The Potential of Bentonite as a Low-cost Adsorbent for the Removal of Heavy Metal Ions from Multicomponent Aqueous Systems of the Galvanic Industry
Waste water in the galvanic process contains high concentrations of heavy metals that pose a direct danger to humans and the environment. Conventional methods for their removal are quite expensive and generate a large amount of waste. The development of new and improvement of existing methods for the removal of heavy metals from galvanic wastewater are the subject of many studies.

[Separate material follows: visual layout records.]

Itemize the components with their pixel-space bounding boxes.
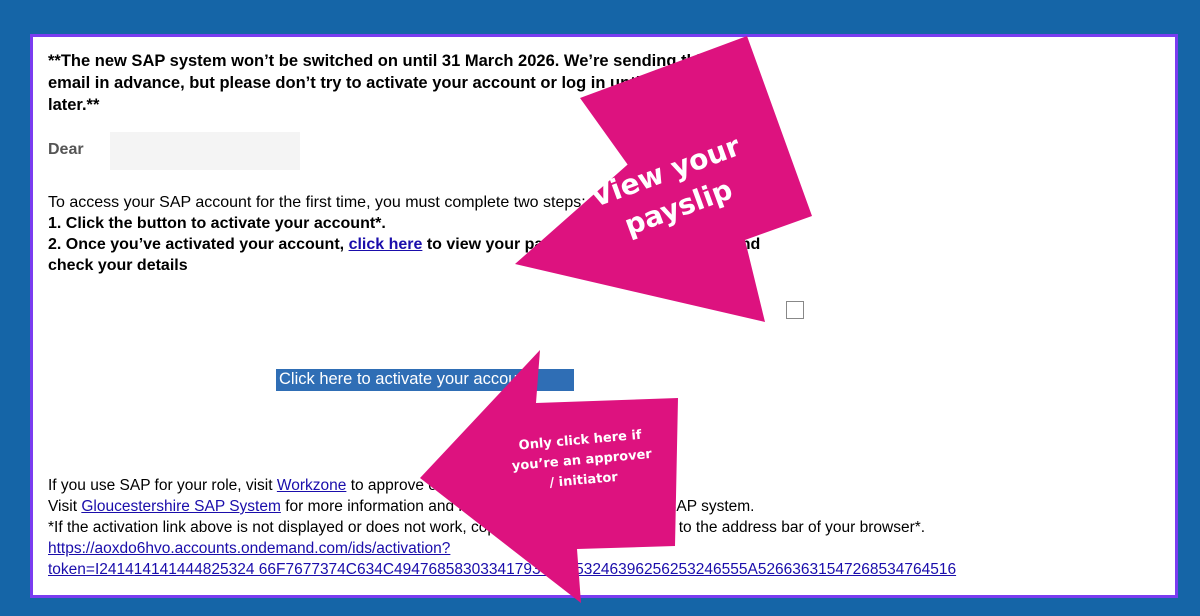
workzone-rest: to approve or initiate actions.	[350, 477, 549, 494]
gloucestershire-sap-link[interactable]: Gloucestershire SAP System	[81, 498, 281, 515]
step-1: 1. Click the button to activate your acc…	[48, 215, 386, 232]
email-frame: **The new SAP system won’t be switched o…	[30, 34, 1178, 598]
workzone-text: If you use SAP for your role, visit	[48, 477, 273, 494]
activation-url-line2[interactable]: token=I241414141444825324 66F7677374C634…	[48, 559, 1175, 580]
step-2: 2. Once you’ve activated your account, c…	[48, 234, 778, 276]
activate-account-button[interactable]: Click here to activate your account	[276, 369, 574, 391]
image-placeholder-checkbox[interactable]	[786, 301, 804, 319]
greeting: Dear	[48, 141, 84, 158]
fallback-text: *If the activation link above is not dis…	[48, 519, 926, 536]
visit-rest: for more information and help with loggi…	[285, 498, 755, 515]
redacted-name	[110, 132, 300, 170]
activation-url-line1[interactable]: https://aoxdo6hvo.accounts.ondemand.com/…	[48, 538, 1175, 559]
visit-line: Visit Gloucestershire SAP System for mor…	[48, 496, 1175, 517]
click-here-link[interactable]: click here	[349, 236, 423, 253]
step-2-text: 2. Once you’ve activated your account,	[48, 236, 345, 253]
workzone-line: If you use SAP for your role, visit Work…	[48, 475, 1175, 496]
visit-text: Visit	[48, 498, 78, 515]
workzone-link[interactable]: Workzone	[277, 477, 347, 494]
intro-text: To access your SAP account for the first…	[48, 194, 586, 211]
warning-notice: **The new SAP system won’t be switched o…	[48, 52, 743, 114]
instructions: To access your SAP account for the first…	[48, 192, 778, 276]
footer-info: If you use SAP for your role, visit Work…	[48, 475, 1175, 580]
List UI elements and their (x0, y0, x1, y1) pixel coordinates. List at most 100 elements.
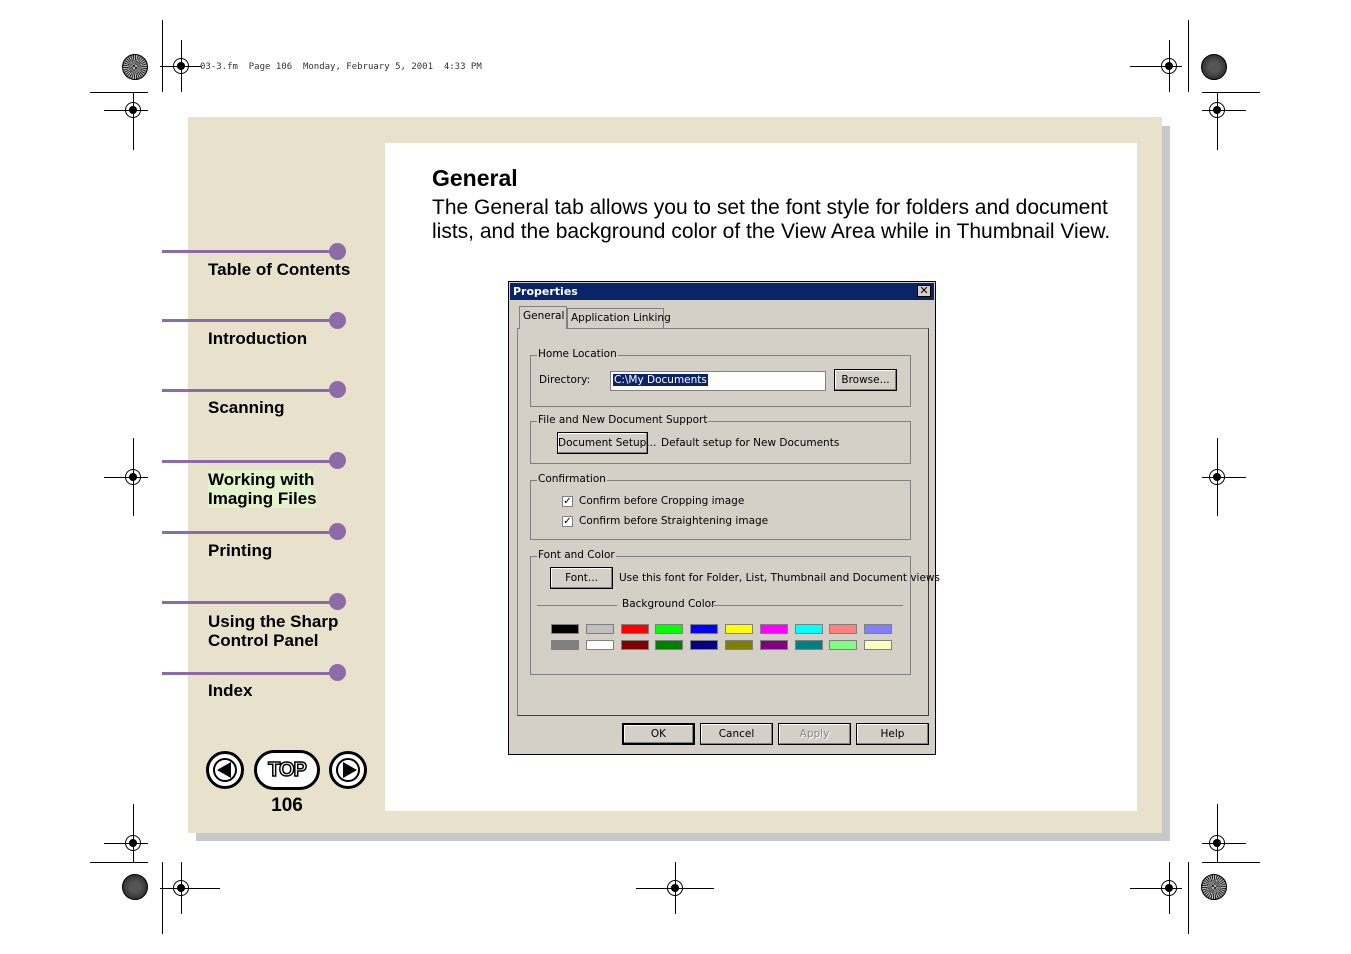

Compared to other purification methods, the adsorption is becoming an increasingly popular method of wastewater purification, especially if the adsorbent is cheap, easily available and does not require any other treatment before use. Therefore, the aim of the work was to investigate the possibility of using natural bentonite for the removal of heavy metal ions from multi-component water systems of the galvanic industry.
For this purpose, the physico-chemical characterization of natural bentonite was performed, and then the influence of pH value, time and temperature on the adsorption efficiency was examined.
The results of adsorption showed that natural bentonite can be used as an adsorbent for the removal of heavy metal ions from waste galvanic waters, and that at pH 5 it achieves the maximum removal efficiency for Cu(II):Cr(III):Ni(II) ions in the percentage ratio 100 : 99.990 : 99.998. The results showed that the highest removal efficiency for Cu (II) ions was achieved in the first 10 minutes, and 20 minutes for Cr (III) and Ni (II) ions. The maximum efficiency of Cu (II) removal was achieved at all temperatures, while for Cr (III) 99.99% and Ni (II) 100% maximum efficiency was achieved at 35°C, which indicates that the adsorption process is endothermic.
The experimental results of the adsorption of Cu (II) metal ions are in good agreement with the Langmuir and Freundlich theoretical models, while for Cr (III) and Ni (II) ions they are in better agreement with the Langmuir adsorption model.